December 1, 2016

10. Is The Is Are / DIIV

Is the Is Are
Immersive and sprawling, DIIV's sophomore effort, Is The Is Are, is a dreamy guitar record that washes over listeners, wave after wave.  The songs drift and morph, revealing layers of sumptuous sound, with an emphasis on shape and texture and blissed-out vibes.  Brooklyn's Zachary Cole Smith self-produced and recorded the album, inviting his audience to submerge themselves in his lead guitar, which is always chiming, ringing, and glorious.

Inspired by late 80s shoegaze and 90s power-pop, Smith worships the woozy guitar lick as he winds his lines through the record, fluid and hypnotic.  The lack of dynamic range is purposeful.  Smith wants to envelop listeners rather than hit or hook them, producing ribbons of dreamlike texture.  With his vocals usually buried deeper in the mix, listeners must dive to uncover their meaning.  Their lyrical content, of course, are less important than serving the form and feel of the songs, another sonic element meant to elude listeners for awhile.

Is the Is Are is like a novel that almost reveals itself after chapters weaving through time and space, only to leave its inscrutable meaning forever out of reach.  The ideal forms of life cannot be touched, it seems, always just beyond our grasp.  After 17-songs, Smith's record sounds like romance slipping through our fingers.

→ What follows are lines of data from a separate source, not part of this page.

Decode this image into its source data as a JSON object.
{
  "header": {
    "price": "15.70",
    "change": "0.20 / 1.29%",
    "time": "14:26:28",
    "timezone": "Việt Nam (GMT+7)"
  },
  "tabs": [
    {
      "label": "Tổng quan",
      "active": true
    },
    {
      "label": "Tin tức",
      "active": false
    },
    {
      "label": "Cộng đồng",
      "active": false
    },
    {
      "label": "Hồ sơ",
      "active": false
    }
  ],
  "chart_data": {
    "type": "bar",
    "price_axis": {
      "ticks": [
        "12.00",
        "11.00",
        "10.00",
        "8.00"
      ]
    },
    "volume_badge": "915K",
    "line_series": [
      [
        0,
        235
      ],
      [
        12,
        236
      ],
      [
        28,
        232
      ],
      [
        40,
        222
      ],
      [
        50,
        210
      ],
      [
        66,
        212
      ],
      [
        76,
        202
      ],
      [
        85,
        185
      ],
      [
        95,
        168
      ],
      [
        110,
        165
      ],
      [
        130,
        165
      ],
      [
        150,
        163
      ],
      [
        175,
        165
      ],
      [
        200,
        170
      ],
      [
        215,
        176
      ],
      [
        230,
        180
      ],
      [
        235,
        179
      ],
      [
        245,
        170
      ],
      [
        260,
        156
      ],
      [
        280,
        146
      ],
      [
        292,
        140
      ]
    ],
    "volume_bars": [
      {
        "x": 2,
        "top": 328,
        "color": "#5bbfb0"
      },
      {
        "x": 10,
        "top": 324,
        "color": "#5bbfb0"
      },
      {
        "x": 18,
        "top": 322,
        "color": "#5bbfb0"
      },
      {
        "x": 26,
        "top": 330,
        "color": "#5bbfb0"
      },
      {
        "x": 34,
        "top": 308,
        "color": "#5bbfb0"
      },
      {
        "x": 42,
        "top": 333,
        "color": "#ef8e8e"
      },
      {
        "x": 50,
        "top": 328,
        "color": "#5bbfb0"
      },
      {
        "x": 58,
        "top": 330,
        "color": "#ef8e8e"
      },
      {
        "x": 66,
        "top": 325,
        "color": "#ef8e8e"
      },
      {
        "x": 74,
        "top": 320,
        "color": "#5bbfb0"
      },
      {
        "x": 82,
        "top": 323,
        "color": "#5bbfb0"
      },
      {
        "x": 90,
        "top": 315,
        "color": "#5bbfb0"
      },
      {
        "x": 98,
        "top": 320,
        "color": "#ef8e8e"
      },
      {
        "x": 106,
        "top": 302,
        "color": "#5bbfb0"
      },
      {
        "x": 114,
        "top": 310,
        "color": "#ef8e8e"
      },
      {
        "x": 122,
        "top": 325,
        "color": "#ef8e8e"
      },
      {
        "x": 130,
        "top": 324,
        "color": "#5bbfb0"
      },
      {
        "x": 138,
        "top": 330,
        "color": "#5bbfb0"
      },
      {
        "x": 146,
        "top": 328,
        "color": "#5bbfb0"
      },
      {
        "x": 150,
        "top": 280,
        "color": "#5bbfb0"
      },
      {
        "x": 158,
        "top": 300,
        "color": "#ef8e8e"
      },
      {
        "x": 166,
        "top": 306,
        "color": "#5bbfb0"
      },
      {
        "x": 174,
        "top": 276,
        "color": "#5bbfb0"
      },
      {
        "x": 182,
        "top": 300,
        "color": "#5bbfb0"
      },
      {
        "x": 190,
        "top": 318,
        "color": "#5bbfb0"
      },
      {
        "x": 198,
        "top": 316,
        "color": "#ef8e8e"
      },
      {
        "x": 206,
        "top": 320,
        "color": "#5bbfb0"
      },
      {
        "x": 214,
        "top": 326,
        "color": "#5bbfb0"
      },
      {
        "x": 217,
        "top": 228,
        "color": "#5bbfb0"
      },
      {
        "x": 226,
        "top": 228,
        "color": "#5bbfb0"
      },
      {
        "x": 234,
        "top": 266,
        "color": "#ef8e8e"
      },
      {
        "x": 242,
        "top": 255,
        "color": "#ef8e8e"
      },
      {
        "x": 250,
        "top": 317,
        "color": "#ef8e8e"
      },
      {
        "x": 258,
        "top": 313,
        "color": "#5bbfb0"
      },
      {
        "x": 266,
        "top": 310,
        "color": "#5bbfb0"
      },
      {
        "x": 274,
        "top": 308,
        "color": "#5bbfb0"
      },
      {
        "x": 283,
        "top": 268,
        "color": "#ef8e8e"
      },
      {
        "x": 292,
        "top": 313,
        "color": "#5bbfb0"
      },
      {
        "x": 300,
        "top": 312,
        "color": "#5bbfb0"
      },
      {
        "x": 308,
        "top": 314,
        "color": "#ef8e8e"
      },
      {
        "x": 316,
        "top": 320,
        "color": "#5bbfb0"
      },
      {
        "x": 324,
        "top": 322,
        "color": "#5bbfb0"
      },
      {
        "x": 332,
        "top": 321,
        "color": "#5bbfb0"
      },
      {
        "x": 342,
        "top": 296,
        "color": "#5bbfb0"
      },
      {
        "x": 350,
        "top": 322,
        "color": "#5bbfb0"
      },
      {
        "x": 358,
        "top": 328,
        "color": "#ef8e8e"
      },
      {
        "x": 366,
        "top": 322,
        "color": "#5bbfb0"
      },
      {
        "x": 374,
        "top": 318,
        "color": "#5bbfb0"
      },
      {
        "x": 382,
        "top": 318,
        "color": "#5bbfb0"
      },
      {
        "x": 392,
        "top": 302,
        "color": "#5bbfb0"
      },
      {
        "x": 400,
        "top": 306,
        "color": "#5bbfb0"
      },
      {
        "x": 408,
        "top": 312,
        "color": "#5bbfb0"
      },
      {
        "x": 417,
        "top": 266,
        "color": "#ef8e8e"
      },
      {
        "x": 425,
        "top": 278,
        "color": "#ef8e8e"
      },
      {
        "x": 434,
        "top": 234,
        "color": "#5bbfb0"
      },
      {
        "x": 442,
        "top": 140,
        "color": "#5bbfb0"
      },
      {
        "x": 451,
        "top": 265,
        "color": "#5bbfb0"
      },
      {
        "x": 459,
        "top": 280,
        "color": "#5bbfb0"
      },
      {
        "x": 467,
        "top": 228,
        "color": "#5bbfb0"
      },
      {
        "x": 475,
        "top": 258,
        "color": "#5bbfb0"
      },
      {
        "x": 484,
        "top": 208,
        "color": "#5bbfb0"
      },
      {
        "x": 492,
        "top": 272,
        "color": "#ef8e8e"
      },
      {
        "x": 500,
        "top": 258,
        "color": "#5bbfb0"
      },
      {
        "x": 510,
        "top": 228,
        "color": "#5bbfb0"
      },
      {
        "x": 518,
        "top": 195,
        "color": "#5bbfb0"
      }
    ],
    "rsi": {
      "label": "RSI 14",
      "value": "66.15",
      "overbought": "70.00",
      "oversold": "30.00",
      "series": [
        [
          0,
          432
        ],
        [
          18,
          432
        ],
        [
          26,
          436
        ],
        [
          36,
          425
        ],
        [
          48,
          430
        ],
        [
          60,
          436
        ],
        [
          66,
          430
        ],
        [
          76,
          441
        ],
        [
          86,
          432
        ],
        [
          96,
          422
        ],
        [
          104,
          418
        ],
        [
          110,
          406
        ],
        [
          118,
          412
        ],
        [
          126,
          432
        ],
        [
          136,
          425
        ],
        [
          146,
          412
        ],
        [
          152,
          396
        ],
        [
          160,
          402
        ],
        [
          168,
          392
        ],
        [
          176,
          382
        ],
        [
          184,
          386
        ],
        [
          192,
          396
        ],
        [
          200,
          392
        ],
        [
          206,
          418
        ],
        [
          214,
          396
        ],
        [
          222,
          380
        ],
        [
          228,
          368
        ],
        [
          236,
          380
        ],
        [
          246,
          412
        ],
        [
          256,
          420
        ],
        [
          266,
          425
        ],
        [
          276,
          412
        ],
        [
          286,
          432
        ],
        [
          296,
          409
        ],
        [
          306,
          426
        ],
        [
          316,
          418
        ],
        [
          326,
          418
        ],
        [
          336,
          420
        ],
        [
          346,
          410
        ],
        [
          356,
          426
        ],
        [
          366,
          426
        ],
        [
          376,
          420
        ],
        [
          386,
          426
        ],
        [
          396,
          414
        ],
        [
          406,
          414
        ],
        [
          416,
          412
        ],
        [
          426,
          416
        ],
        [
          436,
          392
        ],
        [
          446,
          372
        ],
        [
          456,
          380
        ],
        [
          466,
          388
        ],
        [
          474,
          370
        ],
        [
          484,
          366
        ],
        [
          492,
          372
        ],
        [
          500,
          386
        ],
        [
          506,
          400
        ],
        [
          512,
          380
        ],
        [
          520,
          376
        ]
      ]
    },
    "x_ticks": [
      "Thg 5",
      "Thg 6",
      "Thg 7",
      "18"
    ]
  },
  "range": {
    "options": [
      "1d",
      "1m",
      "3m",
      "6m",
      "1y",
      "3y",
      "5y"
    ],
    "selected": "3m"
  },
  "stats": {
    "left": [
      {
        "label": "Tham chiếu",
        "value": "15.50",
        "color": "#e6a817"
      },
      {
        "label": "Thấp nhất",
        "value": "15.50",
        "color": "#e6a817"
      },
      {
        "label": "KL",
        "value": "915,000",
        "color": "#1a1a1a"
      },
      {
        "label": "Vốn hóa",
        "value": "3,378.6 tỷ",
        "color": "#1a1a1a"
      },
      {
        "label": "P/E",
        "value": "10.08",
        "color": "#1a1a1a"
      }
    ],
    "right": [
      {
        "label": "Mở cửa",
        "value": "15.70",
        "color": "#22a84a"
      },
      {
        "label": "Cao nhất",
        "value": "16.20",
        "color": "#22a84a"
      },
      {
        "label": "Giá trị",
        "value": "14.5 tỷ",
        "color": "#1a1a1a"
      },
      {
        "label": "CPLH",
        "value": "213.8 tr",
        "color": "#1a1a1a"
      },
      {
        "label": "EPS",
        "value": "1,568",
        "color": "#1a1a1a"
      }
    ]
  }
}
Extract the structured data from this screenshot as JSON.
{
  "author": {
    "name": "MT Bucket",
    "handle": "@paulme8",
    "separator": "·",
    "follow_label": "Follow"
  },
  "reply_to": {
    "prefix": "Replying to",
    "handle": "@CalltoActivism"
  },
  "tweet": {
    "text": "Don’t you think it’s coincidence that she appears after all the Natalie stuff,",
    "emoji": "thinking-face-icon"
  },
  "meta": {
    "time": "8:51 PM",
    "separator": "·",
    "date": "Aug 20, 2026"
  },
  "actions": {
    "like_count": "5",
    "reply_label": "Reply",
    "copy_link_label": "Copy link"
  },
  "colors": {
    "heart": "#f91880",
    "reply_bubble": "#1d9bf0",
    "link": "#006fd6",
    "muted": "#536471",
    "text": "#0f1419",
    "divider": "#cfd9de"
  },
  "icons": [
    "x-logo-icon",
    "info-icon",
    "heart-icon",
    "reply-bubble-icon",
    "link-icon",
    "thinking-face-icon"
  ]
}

Literary aside: this concept reminded me of that great scene in Conrad's Lord Jim, where the wealthy merchant and "learned collector" Stein attempts to illuminate Jim's fate in life during a conversation with the narrator Marlow.  "A man that is born falls into a dream like a man who falls into the sea."  Surrounded by "his cabinet of butterflies, beautiful and hovering under the glass of cases of lifeless wings," Stein is forever bedeviled by unfulfilled romance (much like Jim).  And like his butterflies, the beauty in life is apparent but the romantic ideal, once pinned down, is forever elusive.  Thus, at the end of his conversation with Marlow, Stein "sighed and turned again to the glass case.  The frail and beautiful wings quivered faintly, as if his breath had for an instant called back to life that gorgeous object of his dreams."